Cory smiled broadly. ‘Ah. You have your work cut out, then.’

Lucas watched as Stephen offered Rebecca his arm into dinner and she laughingly accepted. She glanced across at him and their eyes met, the brimming laughter in hers dying away and being replaced by a chill edge. Had it only been that morning that he had arrogantly thought he did not wish for the responsibility of seeing love for him reflected
in Rebecca’s eyes? He would have given a great deal already to see that cold disdain replaced by something warmer. He thought he had not wanted her love. Now that he had her anger instead, he realised how empty it made him feel.

Dinner felt like a huge test. Rebecca had not experienced such a long and formal meal for years and was obliged to dredge up every memory of etiquette that she had ever possessed to get her through the meal without mishap. She knew that everyone was watching her; Justin and the Newlyns were assessing how well she could carry off the role of the duke’s cousin, whilst Lucas’s eyes were upon her frequently and he attended to her every need with disquieting promptitude.
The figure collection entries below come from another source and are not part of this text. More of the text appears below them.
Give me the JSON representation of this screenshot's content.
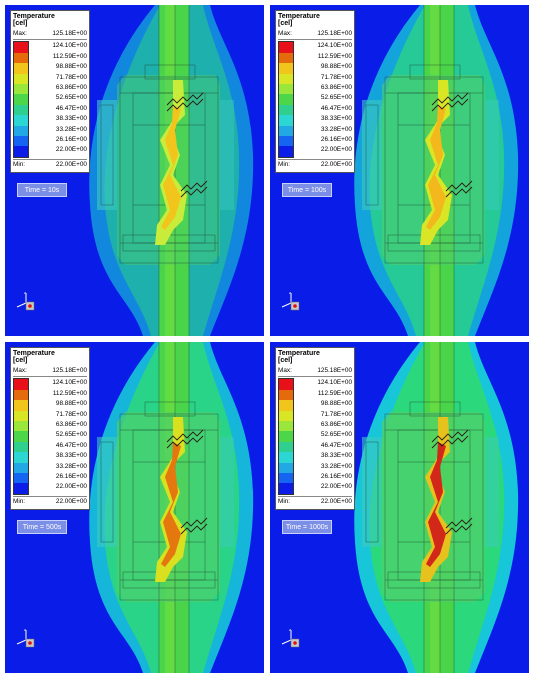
{
  "legend": {
    "title": "Temperature",
    "unit": "[cel]",
    "max_label": "Max:",
    "max_value": "125.18E+00",
    "min_label": "Min:",
    "min_value": "22.00E+00",
    "ticks": [
      "124.10E+00",
      "112.59E+00",
      "98.88E+00",
      "71.78E+00",
      "63.86E+00",
      "52.65E+00",
      "46.47E+00",
      "38.33E+00",
      "33.28E+00",
      "26.16E+00",
      "22.00E+00"
    ],
    "colors": [
      "#e8111a",
      "#e56a0b",
      "#f2c51c",
      "#d8e626",
      "#9be63a",
      "#4ed64a",
      "#2fd08f",
      "#2bd6d3",
      "#23a8e6",
      "#1565f2",
      "#0b1de6"
    ]
  },
  "panels": [
    {
      "time": "Time = 10s",
      "core_color": "#c9ec3a",
      "hot_color": "#f2c51c",
      "glow": 0.18
    },
    {
      "time": "Time = 100s",
      "core_color": "#d8e626",
      "hot_color": "#f2b81c",
      "glow": 0.55
    },
    {
      "time": "Time = 500s",
      "core_color": "#d8e020",
      "hot_color": "#e5770f",
      "glow": 0.8
    },
    {
      "time": "Time = 1000s",
      "core_color": "#e6c21c",
      "hot_color": "#d2281a",
      "glow": 1.0
    }
  ]
}
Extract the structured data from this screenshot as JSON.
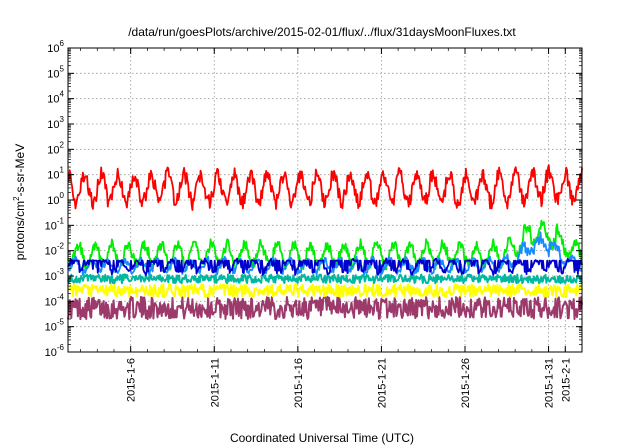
{
  "chart_data": {
    "type": "line",
    "title": "/data/run/goesPlots/archive/2015-02-01/flux/../flux/31daysMoonFluxes.txt",
    "xlabel": "Coordinated Universal Time (UTC)",
    "ylabel_prefix": "protons/cm",
    "ylabel_sup": "2",
    "ylabel_suffix": "-s-sr-MeV",
    "yscale": "log",
    "ylim": [
      1e-06,
      1000000.0
    ],
    "xlim": [
      "2015-01-02 06:00",
      "2015-02-02 00:00"
    ],
    "grid": true,
    "y_ticks": [
      {
        "base": "10",
        "exp": "-6"
      },
      {
        "base": "10",
        "exp": "-5"
      },
      {
        "base": "10",
        "exp": "-4"
      },
      {
        "base": "10",
        "exp": "-3"
      },
      {
        "base": "10",
        "exp": "-2"
      },
      {
        "base": "10",
        "exp": "-1"
      },
      {
        "base": "10",
        "exp": "0"
      },
      {
        "base": "10",
        "exp": "1"
      },
      {
        "base": "10",
        "exp": "2"
      },
      {
        "base": "10",
        "exp": "3"
      },
      {
        "base": "10",
        "exp": "4"
      },
      {
        "base": "10",
        "exp": "5"
      },
      {
        "base": "10",
        "exp": "6"
      }
    ],
    "x_ticks": [
      {
        "label": "2015-1-6",
        "date": "2015-01-06"
      },
      {
        "label": "2015-1-11",
        "date": "2015-01-11"
      },
      {
        "label": "2015-1-16",
        "date": "2015-01-16"
      },
      {
        "label": "2015-1-21",
        "date": "2015-01-21"
      },
      {
        "label": "2015-1-26",
        "date": "2015-01-26"
      },
      {
        "label": "2015-1-31",
        "date": "2015-01-31"
      },
      {
        "label": "2015-2-1",
        "date": "2015-02-01"
      }
    ],
    "series": [
      {
        "color": "#9b3a6b",
        "style": "band",
        "typical_range": [
          1e-05,
          0.0003
        ]
      },
      {
        "color": "#ffff00",
        "style": "band",
        "typical_range": [
          0.0001,
          0.0007
        ]
      },
      {
        "color": "#00b8a0",
        "style": "band",
        "typical_range": [
          0.0004,
          0.0015
        ]
      },
      {
        "color": "#00ee00",
        "style": "line",
        "typical_range": [
          0.001,
          0.03
        ],
        "late_peak": 0.5
      },
      {
        "color": "#1a8cff",
        "style": "line",
        "typical_range": [
          0.0008,
          0.006
        ],
        "late_peak": 0.08
      },
      {
        "color": "#0000cc",
        "style": "line",
        "typical_range": [
          0.0008,
          0.005
        ],
        "baseline": 0.004
      },
      {
        "color": "#ff0000",
        "style": "line",
        "typical_range": [
          0.2,
          20
        ],
        "late_peak": 30
      }
    ]
  }
}
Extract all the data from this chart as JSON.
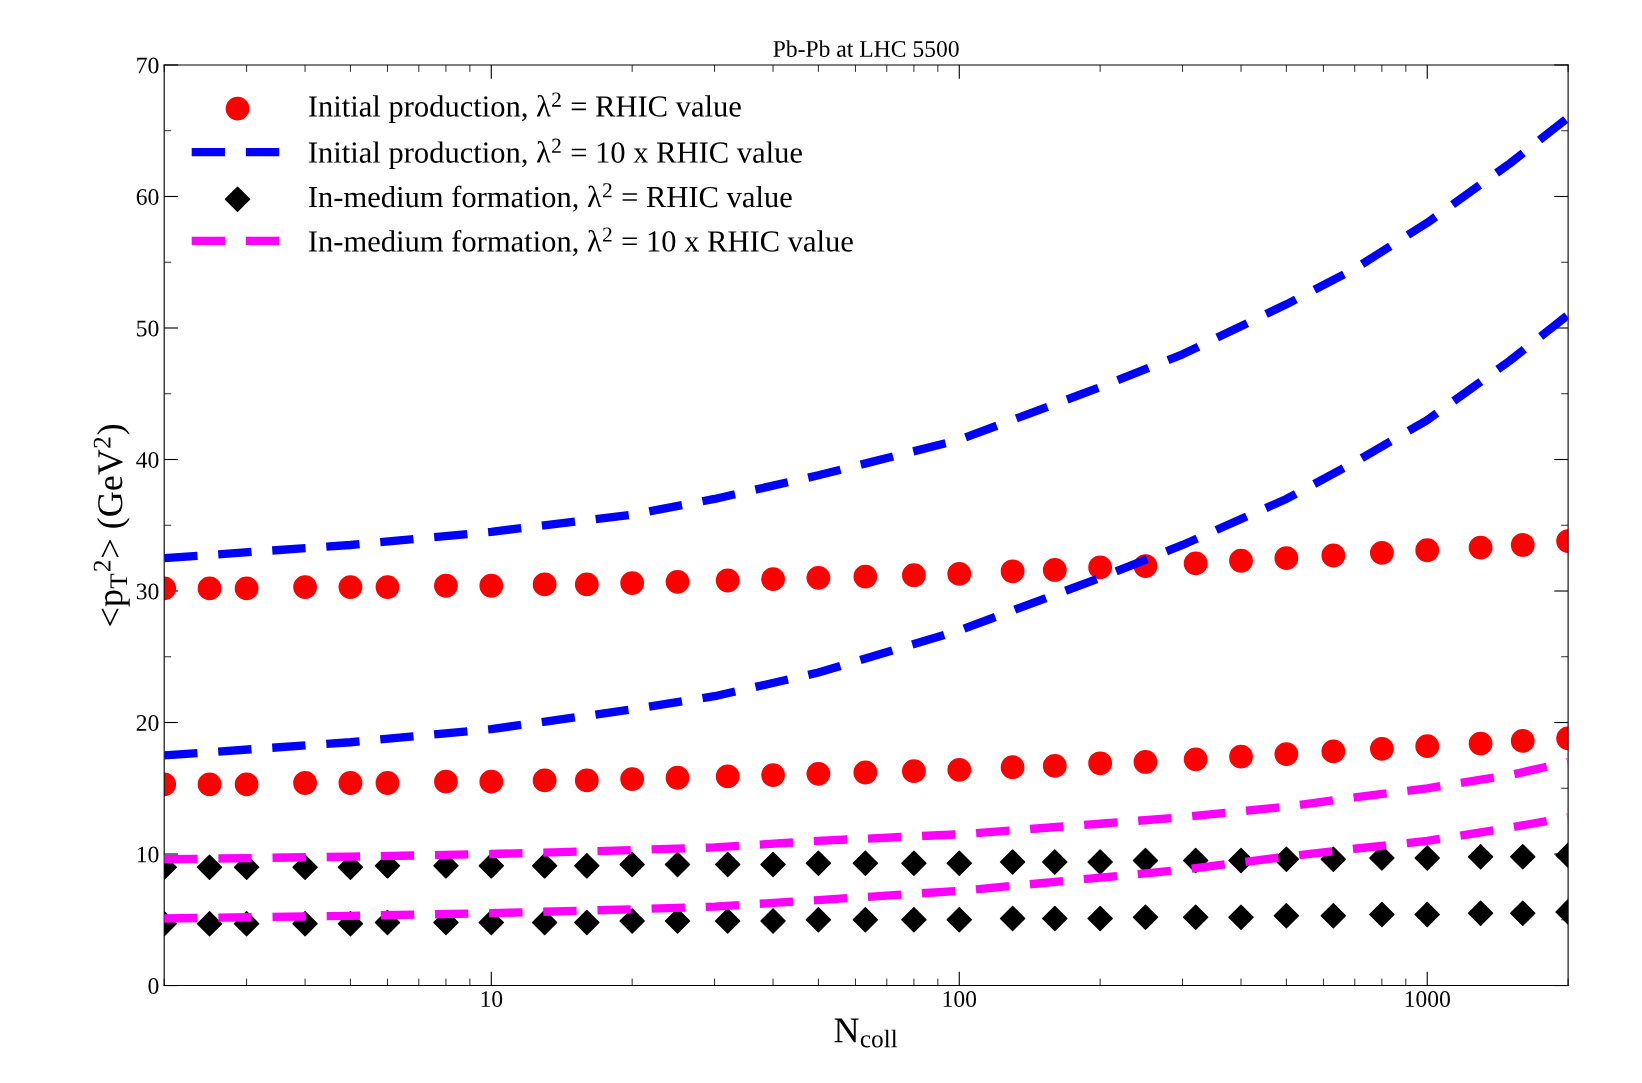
{
  "chart_data": {
    "type": "scatter",
    "title": "Pb-Pb at LHC 5500",
    "xlabel": "N$_{coll}$",
    "ylabel": "<p$_{T}$$^{2}$> (GeV$^{2}$)",
    "log": "x",
    "xlim": [
      2,
      2000
    ],
    "xticks": [
      10,
      100,
      1000
    ],
    "ylim": [
      0,
      70
    ],
    "yticks": [
      0,
      10,
      20,
      30,
      40,
      50,
      60,
      70
    ],
    "grid": false,
    "legend": "top left",
    "series": [
      {
        "name": "Initial production, λ$^{2}$ = RHIC value",
        "color": "#ff0000",
        "marker": "circle",
        "x": [
          2,
          2.5,
          3,
          4,
          5,
          6,
          8,
          10,
          13,
          16,
          20,
          25,
          32,
          40,
          50,
          63,
          80,
          100,
          130,
          160,
          200,
          250,
          320,
          400,
          500,
          630,
          800,
          1000,
          1300,
          1600,
          2000
        ],
        "values": [
          30.2,
          30.2,
          30.2,
          30.3,
          30.3,
          30.3,
          30.4,
          30.4,
          30.5,
          30.5,
          30.6,
          30.7,
          30.8,
          30.9,
          31.0,
          31.1,
          31.2,
          31.3,
          31.5,
          31.6,
          31.8,
          31.9,
          32.1,
          32.3,
          32.5,
          32.7,
          32.9,
          33.1,
          33.3,
          33.5,
          33.8
        ]
      },
      {
        "color": "#ff0000",
        "marker": "circle",
        "x": [
          2,
          2.5,
          3,
          4,
          5,
          6,
          8,
          10,
          13,
          16,
          20,
          25,
          32,
          40,
          50,
          63,
          80,
          100,
          130,
          160,
          200,
          250,
          320,
          400,
          500,
          630,
          800,
          1000,
          1300,
          1600,
          2000
        ],
        "values": [
          15.3,
          15.3,
          15.3,
          15.4,
          15.4,
          15.4,
          15.5,
          15.5,
          15.6,
          15.6,
          15.7,
          15.8,
          15.9,
          16.0,
          16.1,
          16.2,
          16.3,
          16.4,
          16.6,
          16.7,
          16.9,
          17.0,
          17.2,
          17.4,
          17.6,
          17.8,
          18.0,
          18.2,
          18.4,
          18.6,
          18.8
        ]
      },
      {
        "type": "line",
        "name": "Initial production, λ$^{2}$ = 10 x RHIC value",
        "color": "#0000ff",
        "line_style": "dashed",
        "x": [
          2,
          5,
          10,
          20,
          30,
          50,
          100,
          200,
          300,
          500,
          700,
          1000,
          1500,
          2000
        ],
        "values": [
          32.5,
          33.5,
          34.5,
          35.8,
          37,
          38.8,
          41.5,
          45.5,
          48,
          51.8,
          54.5,
          58,
          62.5,
          66
        ]
      },
      {
        "type": "line",
        "color": "#0000ff",
        "line_style": "dashed",
        "x": [
          2,
          5,
          10,
          20,
          30,
          50,
          100,
          200,
          300,
          500,
          700,
          1000,
          1500,
          2000
        ],
        "values": [
          17.5,
          18.5,
          19.5,
          21,
          22,
          23.8,
          27,
          31,
          33.5,
          37,
          39.8,
          43,
          47.5,
          51
        ]
      },
      {
        "name": "In-medium formation, λ$^{2}$ = RHIC value",
        "color": "#000000",
        "marker": "diamond",
        "x": [
          2,
          2.5,
          3,
          4,
          5,
          6,
          8,
          10,
          13,
          16,
          20,
          25,
          32,
          40,
          50,
          63,
          80,
          100,
          130,
          160,
          200,
          250,
          320,
          400,
          500,
          630,
          800,
          1000,
          1300,
          1600,
          2000
        ],
        "values": [
          9.0,
          9.0,
          9.0,
          9.0,
          9.0,
          9.1,
          9.1,
          9.1,
          9.1,
          9.1,
          9.2,
          9.2,
          9.2,
          9.2,
          9.3,
          9.3,
          9.3,
          9.3,
          9.4,
          9.4,
          9.4,
          9.5,
          9.5,
          9.5,
          9.6,
          9.6,
          9.7,
          9.7,
          9.8,
          9.8,
          9.9
        ]
      },
      {
        "color": "#000000",
        "marker": "diamond",
        "x": [
          2,
          2.5,
          3,
          4,
          5,
          6,
          8,
          10,
          13,
          16,
          20,
          25,
          32,
          40,
          50,
          63,
          80,
          100,
          130,
          160,
          200,
          250,
          320,
          400,
          500,
          630,
          800,
          1000,
          1300,
          1600,
          2000
        ],
        "values": [
          4.7,
          4.7,
          4.7,
          4.7,
          4.7,
          4.8,
          4.8,
          4.8,
          4.8,
          4.8,
          4.9,
          4.9,
          4.9,
          4.9,
          5.0,
          5.0,
          5.0,
          5.0,
          5.1,
          5.1,
          5.1,
          5.2,
          5.2,
          5.2,
          5.3,
          5.3,
          5.4,
          5.4,
          5.5,
          5.5,
          5.6
        ]
      },
      {
        "type": "line",
        "name": "In-medium formation, λ$^{2}$ = 10 x RHIC value",
        "color": "#ff00ff",
        "line_style": "dashed",
        "x": [
          2,
          5,
          10,
          20,
          30,
          50,
          100,
          200,
          300,
          500,
          700,
          1000,
          1500,
          2000
        ],
        "values": [
          9.6,
          9.8,
          10,
          10.3,
          10.5,
          11,
          11.5,
          12.3,
          12.8,
          13.6,
          14.3,
          15,
          16,
          17
        ]
      },
      {
        "type": "line",
        "color": "#ff00ff",
        "line_style": "dashed",
        "x": [
          2,
          5,
          10,
          20,
          30,
          50,
          100,
          200,
          300,
          500,
          700,
          1000,
          1500,
          2000
        ],
        "values": [
          5.1,
          5.3,
          5.5,
          5.8,
          6,
          6.5,
          7.2,
          8.2,
          8.8,
          9.8,
          10.4,
          11,
          12,
          12.8
        ]
      }
    ]
  }
}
It put Rebecca on her mettle and she carried off the evening with the gracious authority of a duchess. Only Stephen’s shy admiration and Rachel’s friendship helped to ease the situation, and by the time that the ladies had withdrawn and tea had been taken, she was utterly exhausted. When she went up to bed she had no time to dwell on the extraordinary developments of the day, but, rather to her surprise, succumbed immediately to a deep and dreamless sleep.

Downstairs in the Duke of Kestrel’s study, Justin and Lucas were sharing a nightcap and a desultory game of chess.

‘I have not yet had chance to ask how you fared at the Archangel Club this morning,’ Lucas commented. ‘Any progress?’

Justin grimaced. ‘Very little. I had a glass of very fine port with that unpleasant fellow, Fremantle. He offered me membership of the Club, but declined to tell me the names of any other members. So we have no notion for whom Miss Raleigh’s parcel was destined.’ He frowned. ‘Miss Raleigh puzzles me, Lucas. She shows remarkable confidence for one not raised in this style of environment. And I have never yet met a woman who insisted on frugality in her dress! She is a rare enigma.’